Monday, January 31, 2011

Vocational Policies...

Good day God,
I'm not quite sure how you will take this - but - well - I'm not quite sure anymore what a Methodist vocation is.
I thought I knew.
I thought it had something to do with the fact that my 'work' didn't feel like 'work' because I knew that I would do it anyway - regardless of pay.  It was something about OUR relationship and the fact that the way that  I felt about you, and the world, and faith and the future, was best expressed through my relationship in service to others, and with your Church.

Now I'm flummoxed (I like that word!)
I know that I still feel compelled to minister, I would still do it whether I was paid or not, in fact, I don't really seem to know how NOT to minister. The way in which that works out with others is uplifting, inspiring, heartwarming, affirming, confirming, challenging and motivating.. (Thank you)

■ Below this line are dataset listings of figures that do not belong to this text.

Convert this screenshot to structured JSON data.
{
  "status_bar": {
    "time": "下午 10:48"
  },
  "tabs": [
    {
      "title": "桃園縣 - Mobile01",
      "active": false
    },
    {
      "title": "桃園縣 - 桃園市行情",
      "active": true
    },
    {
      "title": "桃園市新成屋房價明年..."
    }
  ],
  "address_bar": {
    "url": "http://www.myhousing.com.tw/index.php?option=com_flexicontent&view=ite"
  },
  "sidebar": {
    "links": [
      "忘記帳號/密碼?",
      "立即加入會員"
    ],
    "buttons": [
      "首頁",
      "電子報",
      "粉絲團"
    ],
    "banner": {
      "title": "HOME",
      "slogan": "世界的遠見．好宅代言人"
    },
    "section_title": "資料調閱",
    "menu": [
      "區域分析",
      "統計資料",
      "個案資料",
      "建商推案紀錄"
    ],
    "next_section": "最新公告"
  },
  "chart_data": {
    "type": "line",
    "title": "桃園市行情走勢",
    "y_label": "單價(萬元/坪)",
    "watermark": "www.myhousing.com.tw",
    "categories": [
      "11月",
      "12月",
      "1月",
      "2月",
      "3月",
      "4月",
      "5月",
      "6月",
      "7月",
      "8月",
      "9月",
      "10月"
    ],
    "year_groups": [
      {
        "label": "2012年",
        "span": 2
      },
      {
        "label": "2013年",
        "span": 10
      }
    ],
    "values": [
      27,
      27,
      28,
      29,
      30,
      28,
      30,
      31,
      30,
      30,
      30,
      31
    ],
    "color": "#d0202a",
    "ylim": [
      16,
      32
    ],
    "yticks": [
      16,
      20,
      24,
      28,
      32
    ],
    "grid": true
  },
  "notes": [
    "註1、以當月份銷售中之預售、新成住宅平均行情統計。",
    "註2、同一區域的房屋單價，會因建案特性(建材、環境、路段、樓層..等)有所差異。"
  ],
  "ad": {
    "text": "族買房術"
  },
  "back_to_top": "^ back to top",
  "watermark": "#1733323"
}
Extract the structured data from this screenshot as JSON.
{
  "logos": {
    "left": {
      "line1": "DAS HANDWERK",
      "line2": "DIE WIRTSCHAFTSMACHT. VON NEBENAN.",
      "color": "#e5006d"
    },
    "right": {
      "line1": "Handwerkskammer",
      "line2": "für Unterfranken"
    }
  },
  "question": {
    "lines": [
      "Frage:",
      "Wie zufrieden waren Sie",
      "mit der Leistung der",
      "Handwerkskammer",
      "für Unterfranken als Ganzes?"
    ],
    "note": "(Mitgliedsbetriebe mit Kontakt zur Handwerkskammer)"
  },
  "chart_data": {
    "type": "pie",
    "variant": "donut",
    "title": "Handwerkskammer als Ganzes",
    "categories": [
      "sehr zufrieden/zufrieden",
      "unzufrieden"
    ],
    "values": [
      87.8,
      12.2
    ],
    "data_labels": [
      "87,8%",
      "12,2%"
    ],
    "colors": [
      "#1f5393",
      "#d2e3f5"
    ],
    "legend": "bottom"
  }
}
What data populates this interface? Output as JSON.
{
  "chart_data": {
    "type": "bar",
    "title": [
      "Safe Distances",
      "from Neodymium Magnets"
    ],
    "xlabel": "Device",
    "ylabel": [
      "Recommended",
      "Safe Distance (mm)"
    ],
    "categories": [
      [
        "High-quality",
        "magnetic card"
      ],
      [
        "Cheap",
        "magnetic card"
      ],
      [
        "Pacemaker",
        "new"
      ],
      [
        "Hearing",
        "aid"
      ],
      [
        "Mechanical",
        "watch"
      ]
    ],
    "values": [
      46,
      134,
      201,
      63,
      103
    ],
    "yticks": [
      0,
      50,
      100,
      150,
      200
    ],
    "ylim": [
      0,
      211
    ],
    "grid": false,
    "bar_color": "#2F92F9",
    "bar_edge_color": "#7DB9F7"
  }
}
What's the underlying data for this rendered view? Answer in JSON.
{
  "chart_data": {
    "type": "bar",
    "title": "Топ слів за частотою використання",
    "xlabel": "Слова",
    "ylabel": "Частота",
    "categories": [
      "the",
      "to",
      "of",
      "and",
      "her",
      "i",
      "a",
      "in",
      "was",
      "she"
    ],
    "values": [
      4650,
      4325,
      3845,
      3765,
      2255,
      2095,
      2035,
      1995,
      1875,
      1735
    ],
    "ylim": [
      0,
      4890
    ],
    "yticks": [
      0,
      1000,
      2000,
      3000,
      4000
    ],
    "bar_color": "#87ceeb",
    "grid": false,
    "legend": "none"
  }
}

But the 'Church' bit gets harder every year.
I keep saying to myself - ignore the Connexion - just get on with the task of being a minister where you have been stationed.. but it's just not that simple.
What we do at Connexional level SHOULD affect what we do at local level.
I am not a congregationalist, I do not serve a congregationalist Church and the last time I looked, the URC and the Methodists were still separate denominations, (even if we do share the odd consultation.)

The fact is that I am employed as a Methodist minister to work in a Methodist Circuit, within a Methodist District which belongs to the British Methodist Connexion which is part of the World Methodist Council.

So what happens Connexionally should concern me, and the members of the Churches I serve...
Polity and Practice are part of the Church's proclamation.

Most of us listened hard when we were promised that the 'team focus' project was all about creating a Connexional Team which would provide vision and leadership, which would inspire, motivate and equip the Methodist Church to work together for the sake of God's kingdom. We were told that ONE of the tasks of the new way of working was to provide better oversight of the budget - but we were assured time and time again that team focus was NOT about finance, was NOT about cutting jobs,was NOT just about good management - It was supposed to be about our calling.

But to be perfectly honest, from where I work, it seems as though the Governance structures which have emerged out of the Team Focus process have less and less to with our agreed priority:

To proclaim and affirm its conviction of God's love in Christ, for us and for all the world; and renew confidence in God's presence and action in the world and in the Church
And certainly less and less to do with Methodism's way of being Church - of being 'connected'.

So it isn't really a surprise to me that there are fewer and fewer responses to connexional reports.
It is a source of grief, a pointer to the problem, but not a surprise.

The thing that really bugs me, however, is the way in which changes to our theology and practice are so disguised in bureaucratic gobbledegook that its hard for those not trained in both theology and business management to unpack it all and see what's really going on.

The last council paper on team focus (MC118) (available here) for example, states that paragraph 23 addresses an issue that has ecclesiological implications. In actual fact - the entire document has ecclesiological implications, to say nothing of profound theological implications for our understanding of the whole people of God. (This is in spite of the fact that no mention of God or doctrine, occurs in the paper)

As a former managing director I applaud the concerted effort being invested in the well being of those who work for the Connexion at Methodist Church House
I just have a simple question - Since when did circuit ministers stop being a part of the Connexion?

Are we not worthy of consideration when it comes to working conditions?

Are circuit ministers, in keeping with ministers who work as part of the team, going to be asked not to use our God given, Church affirmed, identity as Revds if we have any full time lay employees in our Churches? (Am I alone in thinking that when ministers are denied their Connexionally affirmed title of Revd  when they are called to serve at Connexional Level there is something wrong?)
Will circuit ministers have a staff handbook and policies instead of standing orders to determine our working conditions?
Will circuit ministers and superintendents, who often have a larger staff to oversee, also be given training in leadership and management?
Will circuit ministers ever be given support to cope with all the changes in the Connexion and our workloads?
etc etc etc

And then God..
a big part of me says -
ignore it..
Why run the risk of upsetting people again?
Life's too short - just work in this little corner...
But it really isn't that easy.

I'm daft enough to believe in Connexionalism, which makes me deeply concerned about the implied theology in some of our most recent council papers. In particular I am distressed about the increasing secularisation that they represent and the inexorable shift to congregationalism that they promote.

PLEASE - is it too much to ask for a little more talk of God, a lot less bureaucracy?
PLEASE - is it too much to ask for a little more respect for vocation - lay AND ordained,  and a lot less concern about secular status?
PLEASE - is it too much to ask for a little more concern about the work of the whole Connexion and a lot less about the connexion's governance structures?

And that's before we even begin on the request to changes to standing orders governing the SRC !


  1. If we spent as much time on ecclesiology as we do on management consultancy we'd be in a much better position!

  2. PLEASE is it too much to ask that Council Reports and be written in a language that can be readily understood by everyone.